7 user mistakes that waste IT’s time

Today’s IT departments are overworked as it is, so there’s often nothing worse than dealing with preventable support problems.

Here’s a list of common mistakes your department can pass on to users — avoiding them will help cut down on help desk calls:

  1. Trusting public Wi-Fi — As more users take company equipment out of the office and work remotely, that means more of them of them will be connecting to the complimentary wireless networks in places like coffee shops. The problem is many people don’t understand how easy it is for hackers to steal data from their machines after they connect to those networks.
  2. Forgetting passwords — Coming up with an effective password policy is tricky — if there are no rules, users will choose something easy to hack. But if the policy requires passwords that are too complicated, employees will forget their codes and it will be up to IT to reset them.

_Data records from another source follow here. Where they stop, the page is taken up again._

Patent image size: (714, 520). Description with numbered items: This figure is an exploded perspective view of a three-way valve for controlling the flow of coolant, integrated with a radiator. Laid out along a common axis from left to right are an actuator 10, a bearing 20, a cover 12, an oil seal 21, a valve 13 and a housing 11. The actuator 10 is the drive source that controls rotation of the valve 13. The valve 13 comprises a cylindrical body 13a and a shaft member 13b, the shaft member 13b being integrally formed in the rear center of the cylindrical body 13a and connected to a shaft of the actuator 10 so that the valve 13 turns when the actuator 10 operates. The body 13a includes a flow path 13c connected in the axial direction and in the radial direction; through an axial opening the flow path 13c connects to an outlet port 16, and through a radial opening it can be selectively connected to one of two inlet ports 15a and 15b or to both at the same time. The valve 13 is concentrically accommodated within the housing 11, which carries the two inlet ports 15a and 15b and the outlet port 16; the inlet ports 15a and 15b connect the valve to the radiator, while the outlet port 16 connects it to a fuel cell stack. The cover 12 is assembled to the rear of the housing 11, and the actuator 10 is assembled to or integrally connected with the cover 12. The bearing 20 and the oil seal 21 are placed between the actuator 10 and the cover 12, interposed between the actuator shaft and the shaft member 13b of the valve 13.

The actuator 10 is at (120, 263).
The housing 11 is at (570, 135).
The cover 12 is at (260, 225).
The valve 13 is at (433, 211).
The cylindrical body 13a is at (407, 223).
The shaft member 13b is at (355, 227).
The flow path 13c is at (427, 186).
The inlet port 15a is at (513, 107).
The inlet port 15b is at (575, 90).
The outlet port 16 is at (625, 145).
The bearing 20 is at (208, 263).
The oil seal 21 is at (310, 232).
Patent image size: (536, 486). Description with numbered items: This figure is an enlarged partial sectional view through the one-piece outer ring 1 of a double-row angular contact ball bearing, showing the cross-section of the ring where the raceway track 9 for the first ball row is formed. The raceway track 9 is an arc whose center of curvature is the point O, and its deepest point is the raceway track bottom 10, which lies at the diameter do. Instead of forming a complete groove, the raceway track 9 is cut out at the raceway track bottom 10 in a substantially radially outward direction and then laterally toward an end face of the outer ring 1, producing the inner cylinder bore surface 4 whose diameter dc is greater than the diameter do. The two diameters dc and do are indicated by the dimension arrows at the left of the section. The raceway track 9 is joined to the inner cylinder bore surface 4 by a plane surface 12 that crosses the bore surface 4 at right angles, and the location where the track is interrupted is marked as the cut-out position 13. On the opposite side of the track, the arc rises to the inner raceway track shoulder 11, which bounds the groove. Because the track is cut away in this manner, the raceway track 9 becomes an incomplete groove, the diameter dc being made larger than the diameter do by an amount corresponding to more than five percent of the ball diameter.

Best bet: Give users tips on creating complex yet memorable passwords, such as the guidelines found here.
  3. Falling for new online scams — As social media sites have taken off, cybercriminals have found new ways to scam people. And if your users fall for one of their ploys while at work, IT may have to clean up a malware mess. Warn users about the common scams listed here.
  4. Waiting to report problems — A lower volume of help desk calls may seem like a good thing — but it could also just mean that users are neglecting to report a problem and instead finding some kind of workaround. That may result in even bigger problems down the road.
  5. Forgetting to back-up work and save often — One of the most common help desk calls involves a user trying to recover a lost file. And often, those messes could have been avoided if the user had properly saved and backed up the data.
  6. Cancelling or stalling scheduled updates — Users will often put off scheduled updates, such as Windows updates — those will eventually run when the computer is shut down, but many PCs stay on for days at a time. And those updates often contain key security patches that should be installed ASAP.
  7. Keeping disks full and fragmented — Some people never throw anything away, and that applies to digital information as well as physical stuff.  Many users will never delete anything until they get a message that their machine is out of space. That can cause a number of errors and shorten the life of the disk.